[A PEER IN EMBRYO]

Extraordinary how small the world Is. A remark which is not original. Thus making the fact still more conspicuous. For a thing must be very obvious to force itself on the attention of the ordinary ass.

Who would have thought that a lying scamp was telling the truth when I supposed him to be more than usually engaged in its perversion?

It was at a certain house of call in San Francisco that I first met him--M'Croskay's, where they knew a thing or two. There was a man standing before the fire when I went in. When he saw me he said, 'Hollo! You're me!' That was the first time I heard him speak the truth, and, until the other day, I believed it was the last. It was a fact. I was him; his alter ego; his brother Dromio. The joke was, he was a blackguard too. At a sale we might have been exploited as an interchangeable lot; and a bitter bargain. If there was anything he'd stick at, I never found it. He was as mad as I was. And as great a liar. There was only one point on which we differed; and that was tongue. How that man could talk! A hundred and twenty thousand words to my one.

It was convenient, at times--that conversational gift of his. For he'd contradict himself so often in the course of half-an-hour that you'd begin to wonder if the truth hadn't slipped into the mess by accident. It seems it actually did. Though it took me ten years to discover just where.

He was fond of telling us who he was. But it seemed that he was so many people that one got to feel that it didn't matter over-much which particular one of them he might happen to be. One night when we'd been having a little euchre, and he'd had a bottle or so of Bourbon, and lost, and wanted to play on the nod, and we wouldn't have it, he started clearing his mind of what he thought of us. And he told us he was an English nobleman; one of the greatest English noblemen; and that his yearly income was in the neighbourhood of a million dollars. As he'd been a Russian banker a little earlier in the evening, and an Australian squatter a bit ahead of that, and two or three other things besides, we didn't think his tale was good enough to play for owings on. If I'd taken interest enough in what he said I'd have asked him what nobleman he was. Then I might have been in front of Mr. Smith.

Four years afterwards--six years ago--I married. It was all done in a week. So quick that I haven't got used to it yet. When I remember I'm married I brace myself, and a sort of shudder of wonder goes right through my bones. One promise I made to myself when I stood with her before the registrar--and to myself I always keep my word. That I'd keep her out of the mud in which I live, and move, and have my being. Whenever I've gone home to her I've left everything that wasn't clean outside. So that to this hour she's as simple as on the day on which I married her; and that's saying something; and she hasn't found me out. It's the queerest thing in the world to know that there's some one thinks you're good.

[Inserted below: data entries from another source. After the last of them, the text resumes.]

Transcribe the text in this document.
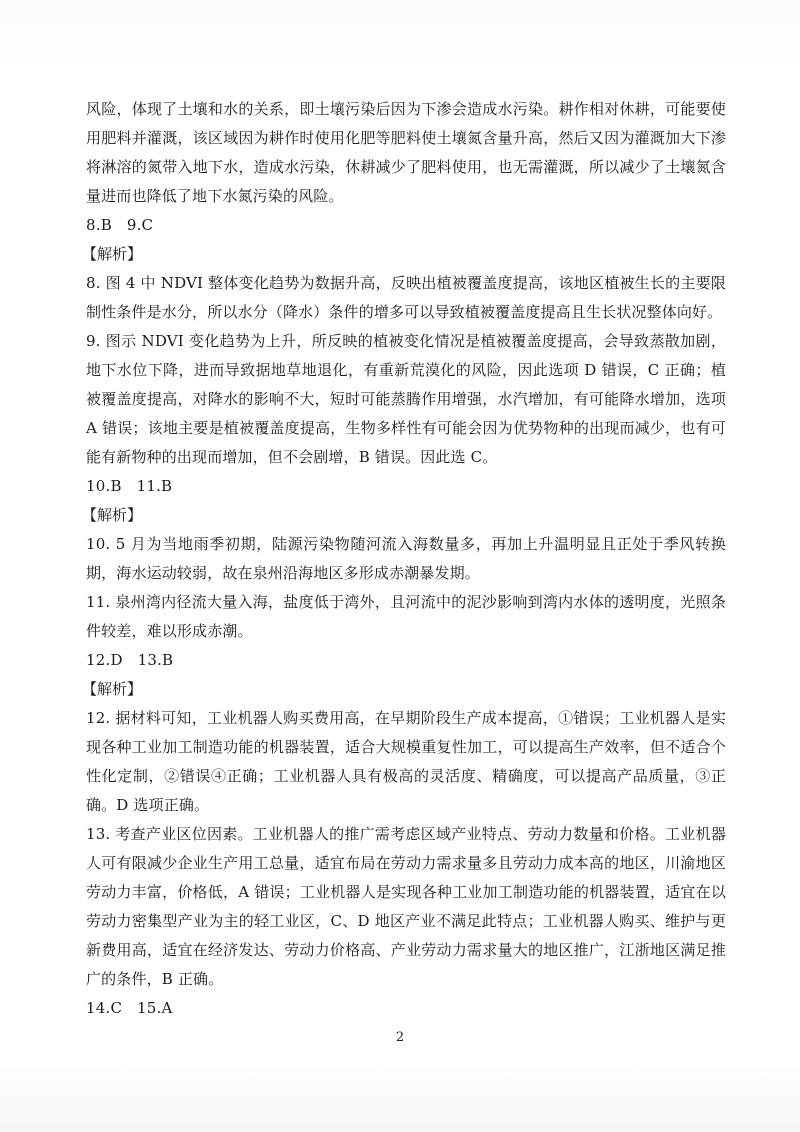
风险，体现了土壤和水的关系，即土壤污染后因为下渗会造成水污染。耕作相对休耕，可能要使用肥料并灌溉，该区域因为耕作时使用化肥等肥料使土壤氮含量升高，然后又因为灌溉加大下渗将淋溶的氮带入地下水，造成水污染，休耕减少了肥料使用，也无需灌溉，所以减少了土壤氮含量进而也降低了地下水氮污染的风险。

8.B   9.C

【解析】

8. 图 4 中 NDVI 整体变化趋势为数据升高，反映出植被覆盖度提高，该地区植被生长的主要限制性条件是水分，所以水分（降水）条件的增多可以导致植被覆盖度提高且生长状况整体向好。

9. 图示 NDVI 变化趋势为上升，所反映的植被变化情况是植被覆盖度提高，会导致蒸散加剧，地下水位下降，进而导致据地草地退化，有重新荒漠化的风险，因此选项 D 错误，C 正确；植被覆盖度提高，对降水的影响不大，短时可能蒸腾作用增强，水汽增加，有可能降水增加，选项 A 错误；该地主要是植被覆盖度提高，生物多样性有可能会因为优势物种的出现而减少，也有可能有新物种的出现而增加，但不会剧增，B 错误。因此选 C。

10.B   11.B

【解析】

10. 5 月为当地雨季初期，陆源污染物随河流入海数量多，再加上升温明显且正处于季风转换期，海水运动较弱，故在泉州沿海地区多形成赤潮暴发期。

11. 泉州湾内径流大量入海，盐度低于湾外，且河流中的泥沙影响到湾内水体的透明度，光照条件较差，难以形成赤潮。

12.D   13.B

【解析】

12. 据材料可知，工业机器人购买费用高，在早期阶段生产成本提高，①错误；工业机器人是实现各种工业加工制造功能的机器装置，适合大规模重复性加工，可以提高生产效率，但不适合个性化定制，②错误④正确；工业机器人具有极高的灵活度、精确度，可以提高产品质量，③正确。D 选项正确。

13. 考查产业区位因素。工业机器人的推广需考虑区域产业特点、劳动力数量和价格。工业机器人可有限减少企业生产用工总量，适宜布局在劳动力需求量多且劳动力成本高的地区，川渝地区劳动力丰富，价格低，A 错误；工业机器人是实现各种工业加工制造功能的机器装置，适宜在以劳动力密集型产业为主的轻工业区，C、D 地区产业不满足此特点；工业机器人购买、维护与更新费用高，适宜在经济发达、劳动力价格高、产业劳动力需求量大的地区推广，江浙地区满足推广的条件，B 正确。

14.C   15.A

2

This encounter with Mr. John Smith is likely to cause a complication. As my life was already such an intricate piece of machinery, it didn't seem as if there was room for many more complications. But when he would have it that I was the Marquis of Twickenham, my thoughts flew back to that master of lies who was so like me, and who would have it that he was an English nobleman. It was something to wake from a thirty days' sleep--with occasional intervals for exercise and refreshment--to find oneself a Marquis. That interview with Mr. Smith at the York did tickle me. So I was a Marquis; and as a Marquis I was to die, for his benefit--and a thousand pounds. I'm a fool; we're all fools; but I'm not the kind of fool who can't see things when they're shown him. When he began to talk like that, I saw the infinite possibilities of the position in a flash. I'd had a go at some pretty big things in my time, but never at anything within a good few miles of this. The first thing was to die, and then---- Why then, we'd see. And so probably would Mr. Smith.

I died. I've died before, for money. Same as I've slept for thirty days. But it's not a pleasing pastime. Not the kind of thing I should recommend to any gentleman who's looking for some agreeable occupation with which to fill up his spare time. Especially when you have to ready yourself for it in two or three hours, as I had then. By the time you are ready you feel as if it was going to be a case of genuine death at last. I know I did. Then I had got up the game so thoroughly that I had to cling on to life by my eyelids.

The show was artistically a success; though, while it lasted, I kept thinking of the Chinaman from whom I'd learnt the trick. For reasons of his own--most of them connected with the police--that ingenious yellow terror was constantly finding it convenient to slip his cable. Once, as I'd cause for knowing, he slipped it so well that it parted for ever. As I lay that Monday afternoon, with the various members of the noble house of Twickenham standing by my bed of suffering, the memory of that Chinaman came back more clearly than I liked, and I devoutly hoped that I wasn't going to follow his example. It had been my original intention to prolong the agony, and to keep on dying for a day or two. There were a good many little hints I wanted to pick up from the members of my family. But the agony turned out to be so very real that the idea of prolonging it didn't appeal to me one little bit. So we had to part before we'd really met; and I had to postpone, until after my death, the acquirement of the information I stood so much in need of.